The latest monthly oil market report from the International Energy Agency, released Wednesday, shows that the price for one of the world's most important benchmark crude grades, North Sea Brent, has surged back to nearly $120 (U.S.) a barrel despite the fact that spare production capacity at the Organization of the Petroleum Exporting Countries (OPEC) has risen substantially. Normally, rising excess production capacity puts a damper on prices – it has been a pretty reliable indicator of underlying supply-and-demand pressures. But in recent months, the price of Brent has all but ignored this signal, continuing higher even when it's clear that OPEC producers aren't strained in the least to meet market demand and make up for any temporary supply interruptions.

And OPEC and the market for Brent aren't the only places where long-standing oil market fundamentals are being shrugged off. The price for the U.S. benchmark oil grade, West Texas intermediate (WTI), has surged 14 per cent in the past two months, even though U.S. inventories of oil in storage are within spitting distance of their all-time highs, and have risen 3 per cent since the start of this year.

How do we make sense of this glaring disconnect between prices and supply fundamentals? One emerging explanation, as my colleague Carl Mortished recently pointed out, is that fast-evolving transportation and political issues have regionalized the global oil market – global benchmark prices such as Brent and WTI no longer have much bearing on the various regional grades that are closer to the source of these oversupplies. In Canada, we've seen this first-hand, as the Canadian benchmark for oil sands crude, West Canada Select, is trading at a whopping 25-per-cent discount to WTI. As the IEA report points out, price spreads for key Middle Eastern crude grades have widened relative to Brent during the recent expansion of OPEC spare capacity.
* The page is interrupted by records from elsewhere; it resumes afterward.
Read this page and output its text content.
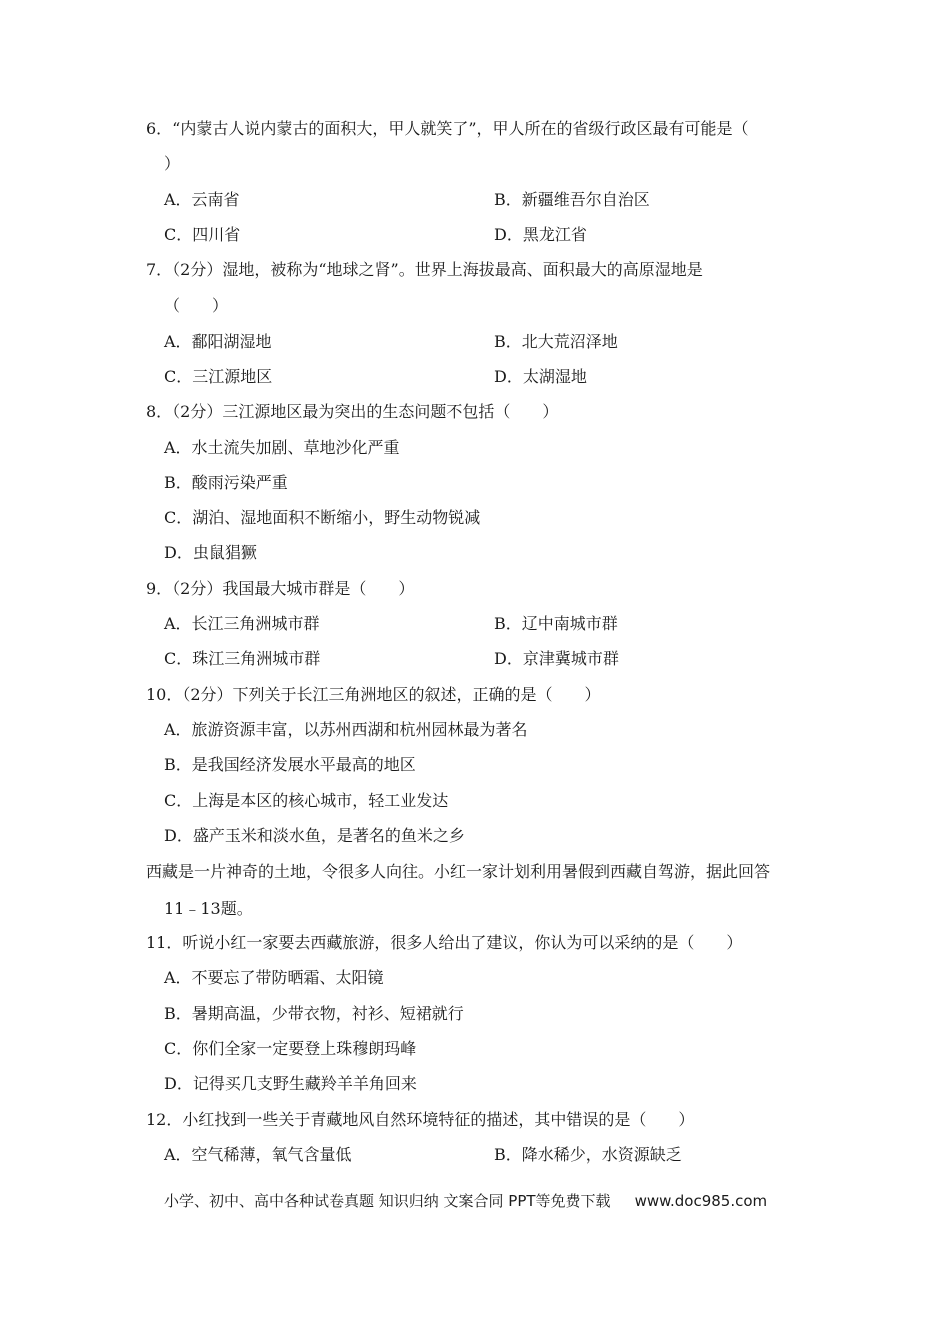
6．“内蒙古人说内蒙古的面积大，甲人就笑了”，甲人所在的省级行政区最有可能是（
）
A．云南省	B．新疆维吾尔自治区
C．四川省	D．黑龙江省
7．（2分）湿地，被称为“地球之肾”。世界上海拔最高、面积最大的高原湿地是
（　　）
A．鄱阳湖湿地	B．北大荒沼泽地
C．三江源地区	D．太湖湿地
8．（2分）三江源地区最为突出的生态问题不包括（　　）
A．水土流失加剧、草地沙化严重
B．酸雨污染严重
C．湖泊、湿地面积不断缩小，野生动物锐减
D．虫鼠猖獗
9．（2分）我国最大城市群是（　　）
A．长江三角洲城市群	B．辽中南城市群
C．珠江三角洲城市群	D．京津冀城市群
10．（2分）下列关于长江三角洲地区的叙述，正确的是（　　）
A．旅游资源丰富，以苏州西湖和杭州园林最为著名
B．是我国经济发展水平最高的地区
C．上海是本区的核心城市，轻工业发达
D．盛产玉米和淡水鱼，是著名的鱼米之乡
西藏是一片神奇的土地，令很多人向往。小红一家计划利用暑假到西藏自驾游，据此回答
11﹣13题。
11．听说小红一家要去西藏旅游，很多人给出了建议，你认为可以采纳的是（　　）
A．不要忘了带防晒霜、太阳镜
B．暑期高温，少带衣物，衬衫、短裙就行
C．你们全家一定要登上珠穆朗玛峰
D．记得买几支野生藏羚羊羊角回来
12．小红找到一些关于青藏地风自然环境特征的描述，其中错误的是（　　）
A．空气稀薄，氧气含量低	B．降水稀少，水资源缺乏
小学、初中、高中各种试卷真题 知识归纳 文案合同 PPT等免费下载 www.doc985.com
Investors and market watchers can always find entirely rational explanations, like this one, to justify disconnects between prices and historically recognized underlying fundamentals. And they're almost always wrong. Markets and investment assets only very rarely undergo such a substantial change that the very fundamentals on which their pricing is based are altered.

They're wrong this time, too. Oil is still a global market, it can still be transported with surprising efficiency over great distances. Brent is not immune to the fact that the biggest oil exporters in the world are swimming in production capacity. WTI is not immune to U.S. storage facilities that are bursting at the seams at the same time as North American oil production is surging.

No, the public markets on which Brent and WTI futures trade are reflecting a general easing in risk aversion among the world's investors. Global economic and financial risks have calmed considerably, so investors are rotating into riskier assets (such as commodities) and away from the safety of government bonds. (The U.S. 10-year Treasury has seen its yield surge more than 40 basis points since early December, reflecting this rotation away from the bond market.) This trade has, essentially, trumped oil's fundamentals.

It can't last. Eventually, the regional problems will ease, and the global benchmark prices for oil are going to more accurately reflect the global reality of oil supplies. Fundamentals always win out in the end.